Evidence quality: anecdotal (based on interview with METR researcher Joel Becker)
Assessment: Plausible and economically sound. At minimum $50/hour, a single 40-hour human baseline attempt costs $2,000+. With METR’s methodology requiring multiple human attempts per task for calibration (they used 563 attempts across 189 tasks for HCAST), scaling to 40+ hour tasks would cost millions. Recruiting domain experts willing to spend a full work week on a single test task is also qualitatively different from recruiting for 1-4 hour tasks. The article correctly identifies this as a structural scaling problem.

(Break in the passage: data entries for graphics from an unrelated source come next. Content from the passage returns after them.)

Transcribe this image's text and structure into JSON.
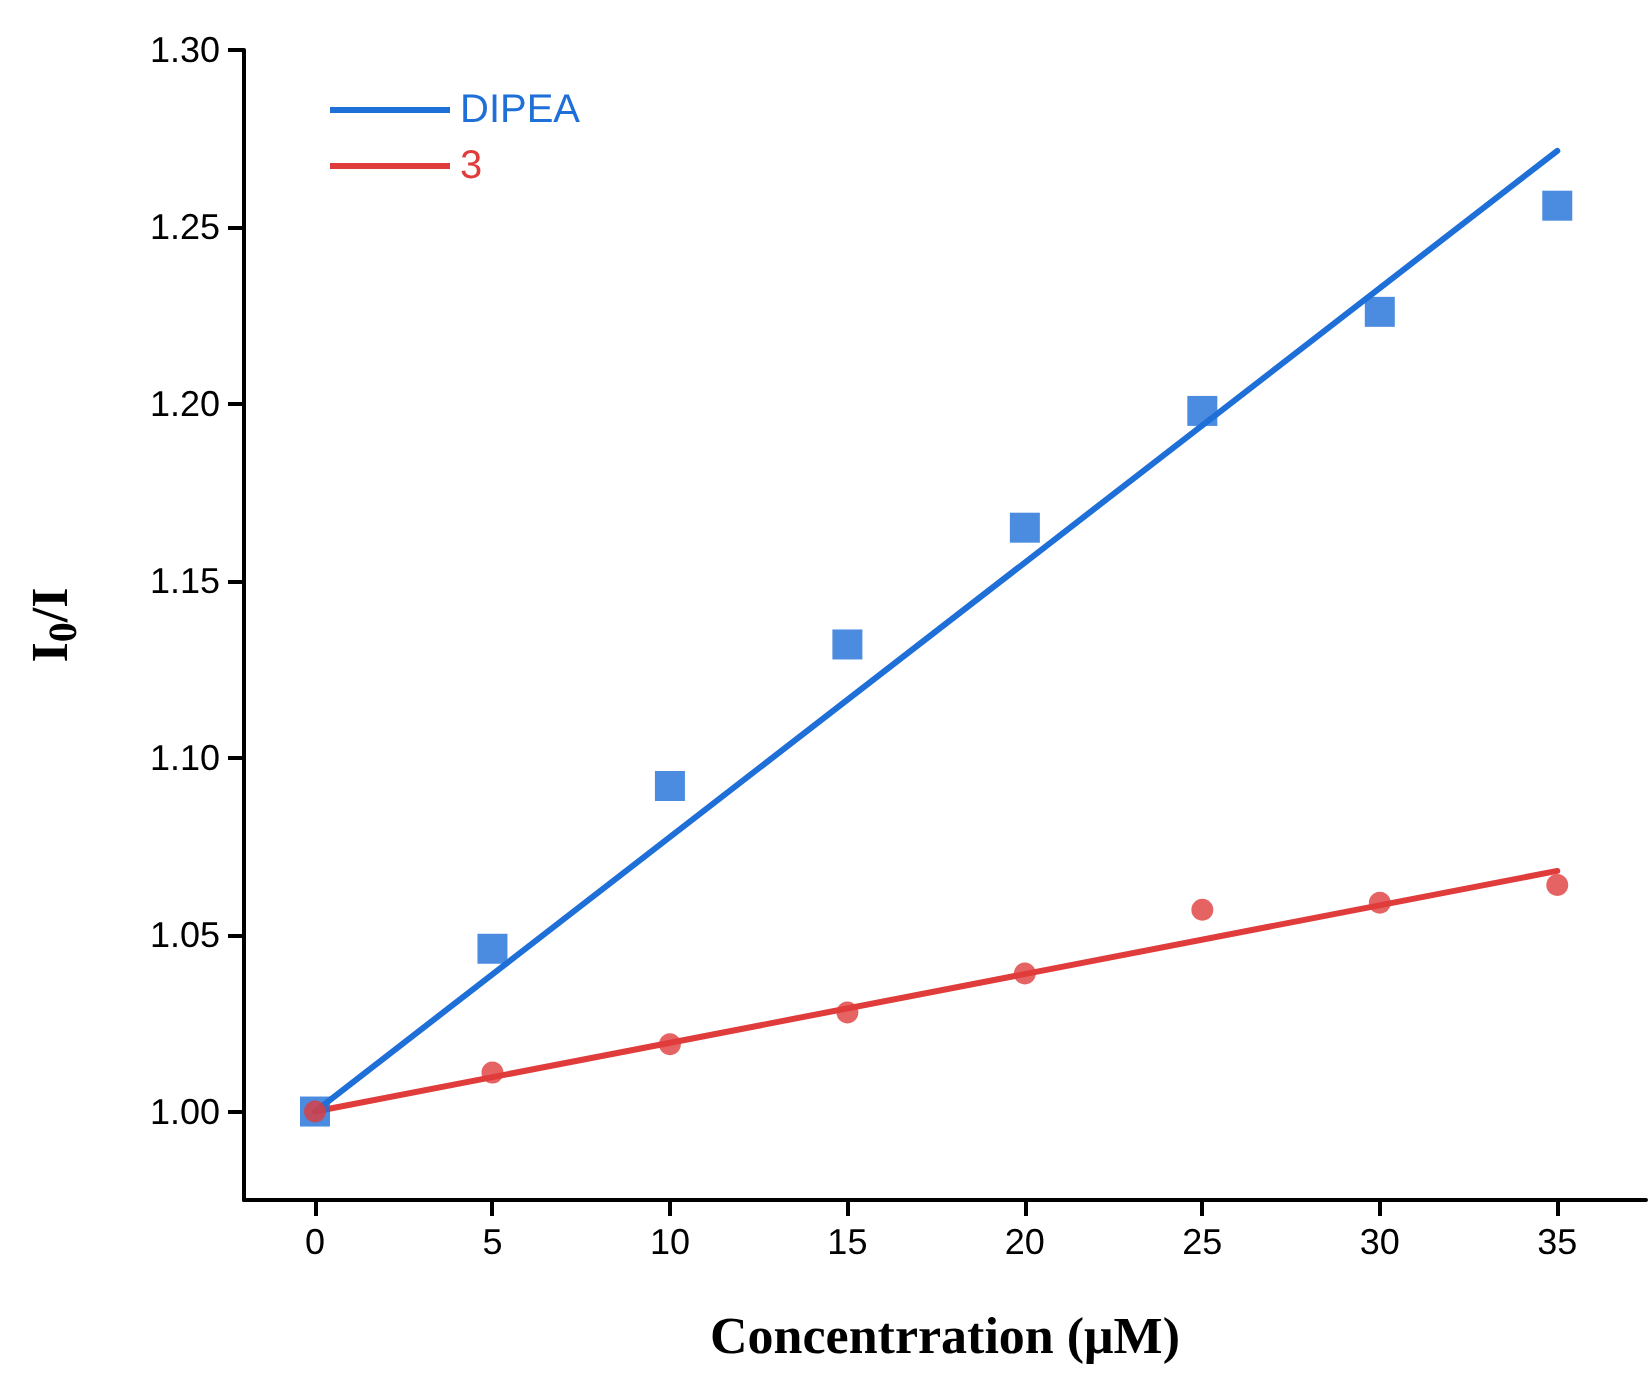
{
  "chart_data": {
    "type": "scatter",
    "xlabel": "Concentrration (μM)",
    "ylabel": "I$_{0}$/I",
    "xlim": [
      -2,
      37.5
    ],
    "xticks": [
      0,
      5,
      10,
      15,
      20,
      25,
      30,
      35
    ],
    "ylim": [
      0.975,
      1.3
    ],
    "yticks": [
      {
        "value": 1,
        "label": "1.00"
      },
      1.05,
      {
        "value": 1.1,
        "label": "1.10"
      },
      1.15,
      {
        "value": 1.2,
        "label": "1.20"
      },
      1.25,
      {
        "value": 1.3,
        "label": "1.30"
      }
    ],
    "grid": false,
    "legend": "top left",
    "series": [
      {
        "marker": "square",
        "color": "#1f6fd8",
        "x": [
          0,
          5,
          10,
          15,
          20,
          25,
          30,
          35
        ],
        "values": [
          1.0,
          1.046,
          1.092,
          1.132,
          1.165,
          1.198,
          1.226,
          1.256
        ]
      },
      {
        "marker": "circle",
        "color": "#e03c3c",
        "x": [
          0,
          5,
          10,
          15,
          20,
          25,
          30,
          35
        ],
        "values": [
          1.0,
          1.011,
          1.019,
          1.028,
          1.039,
          1.057,
          1.059,
          1.064
        ]
      },
      {
        "type": "line",
        "name": "DIPEA",
        "color": "#1f6fd8",
        "x": [
          0,
          35
        ],
        "values": [
          1.0,
          1.2715
        ]
      },
      {
        "type": "line",
        "name": "3",
        "color": "#e03c3c",
        "x": [
          0,
          35
        ],
        "values": [
          1.0,
          1.068
        ]
      }
    ]
  }
}
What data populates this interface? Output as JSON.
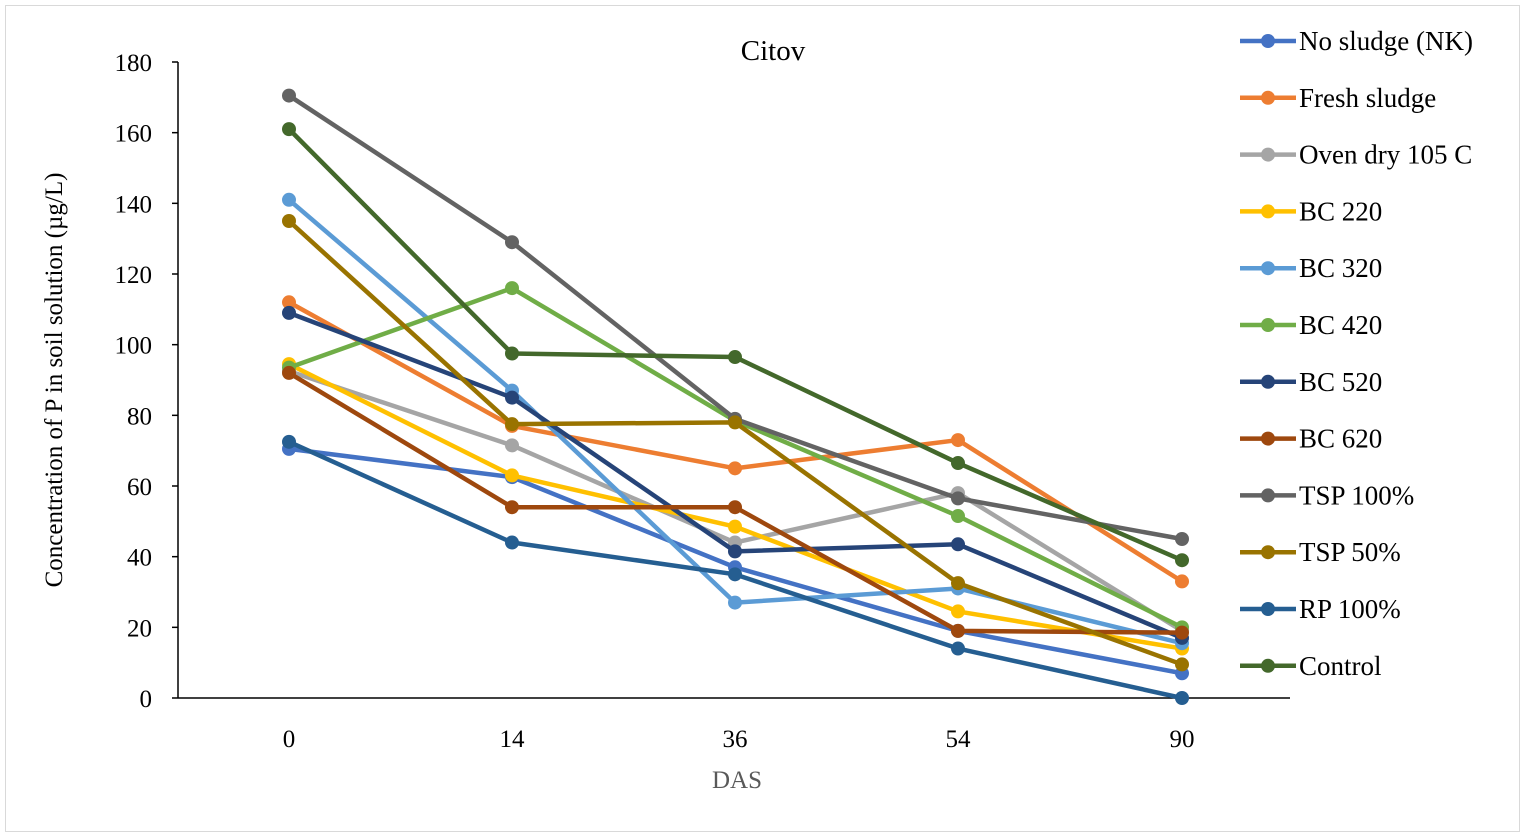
{
  "chart_data": {
    "type": "line",
    "title": "Citov",
    "xlabel": "DAS",
    "ylabel": "Concentration of P in soil solution (µg/L)",
    "categories": [
      "0",
      "14",
      "36",
      "54",
      "90"
    ],
    "ylim": [
      0,
      180
    ],
    "yticks": [
      "0",
      "20",
      "40",
      "60",
      "80",
      "100",
      "120",
      "140",
      "160",
      "180"
    ],
    "grid": false,
    "legend_position": "right",
    "series": [
      {
        "name": "No sludge (NK)",
        "color": "#4472C4",
        "values": [
          70.5,
          62.5,
          37,
          19,
          7
        ]
      },
      {
        "name": "Fresh sludge",
        "color": "#ED7D31",
        "values": [
          112,
          77,
          65,
          73,
          33
        ]
      },
      {
        "name": "Oven dry 105 C",
        "color": "#A5A5A5",
        "values": [
          92.5,
          71.5,
          44,
          58,
          19
        ]
      },
      {
        "name": "BC 220",
        "color": "#FFC000",
        "values": [
          94.5,
          63,
          48.5,
          24.5,
          14
        ]
      },
      {
        "name": "BC 320",
        "color": "#5B9BD5",
        "values": [
          141,
          87,
          27,
          31,
          15.5
        ]
      },
      {
        "name": "BC 420",
        "color": "#70AD47",
        "values": [
          93.5,
          116,
          78.5,
          51.5,
          20
        ]
      },
      {
        "name": "BC 520",
        "color": "#264478",
        "values": [
          109,
          85,
          41.5,
          43.5,
          17
        ]
      },
      {
        "name": "BC 620",
        "color": "#9E480E",
        "values": [
          92,
          54,
          54,
          19,
          18.5
        ]
      },
      {
        "name": "TSP 100%",
        "color": "#636363",
        "values": [
          170.5,
          129,
          79,
          56.5,
          45
        ]
      },
      {
        "name": "TSP 50%",
        "color": "#997300",
        "values": [
          135,
          77.5,
          78,
          32.5,
          9.5
        ]
      },
      {
        "name": "RP 100%",
        "color": "#255E91",
        "values": [
          72.5,
          44,
          35,
          14,
          0
        ]
      },
      {
        "name": "Control",
        "color": "#43682B",
        "values": [
          161,
          97.5,
          96.5,
          66.5,
          39
        ]
      }
    ]
  }
}
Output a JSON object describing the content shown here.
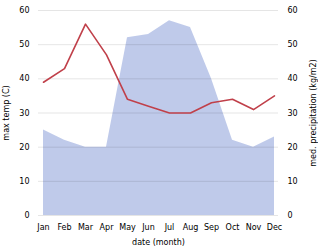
{
  "chart_data": {
    "type": "line",
    "categories": [
      "Jan",
      "Feb",
      "Mar",
      "Apr",
      "May",
      "Jun",
      "Jul",
      "Aug",
      "Sep",
      "Oct",
      "Nov",
      "Dec"
    ],
    "series": [
      {
        "type": "area",
        "axis": "y2",
        "color": "#b8c4e8",
        "values": [
          25,
          22,
          20,
          20,
          52,
          53,
          57,
          55,
          40,
          22,
          20,
          23
        ]
      },
      {
        "type": "line",
        "color": "#c0404a",
        "values": [
          39,
          43,
          56,
          47,
          34,
          32,
          30,
          30,
          33,
          34,
          31,
          35
        ]
      }
    ],
    "xlabel": "date (month)",
    "ylabel": "max temp (C)",
    "y2label": "med. precipitation (kg/m2)",
    "ylim": [
      0,
      60
    ],
    "yticks": [
      0,
      10,
      20,
      30,
      40,
      50,
      60
    ],
    "y2lim": [
      0,
      60
    ],
    "y2ticks": [
      0,
      10,
      20,
      30,
      40,
      50,
      60
    ],
    "grid": true
  }
}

Counter-argument: METR’s TH1.1 update already doubled the number of 8+ hour tasks (from 14 to 31), showing incremental extension is possible. The real question is whether the evaluation community will shift to real-world deployment metrics (e.g., code review acceptance rates, customer support resolution rates) rather than trying to build ever-longer synthetic tasks. The article does not adequately explore this alternative.
References:
- METR Time Horizon 1.1 update
- BetterBench: Assessing AI Benchmarks (Stanford)

Author background: Timothy B. Lee holds a Master’s in Computer Science from Princeton (studied under Ed Felten). Former reporter at Ars Technica, Vox, and the Washington Post. Co-creator of RECAP (PACER document liberation tool). Founded Understanding AI in 2023 after 18 months writing Full Stack Economics. He has a strong technical background and a track record of clear, accurate technology reporting.
Publication bias: Independent Substack newsletter. No venture funding, no corporate parent. Lee’s incentive is subscriber growth, which favors clarity and accuracy over hype. He interviews primary sources (Joel Becker, David Rein from METR) and cites specific data.
Verdict: high — Lee is an established independent journalist with a computer science background, citing primary sources and published data. The article is measured in its claims and explicit about uncertainty. The main limitation is that the “benchmarks can’t capture real work” thesis, while plausible, is presented more as received wisdom than as an empirically tested hypothesis.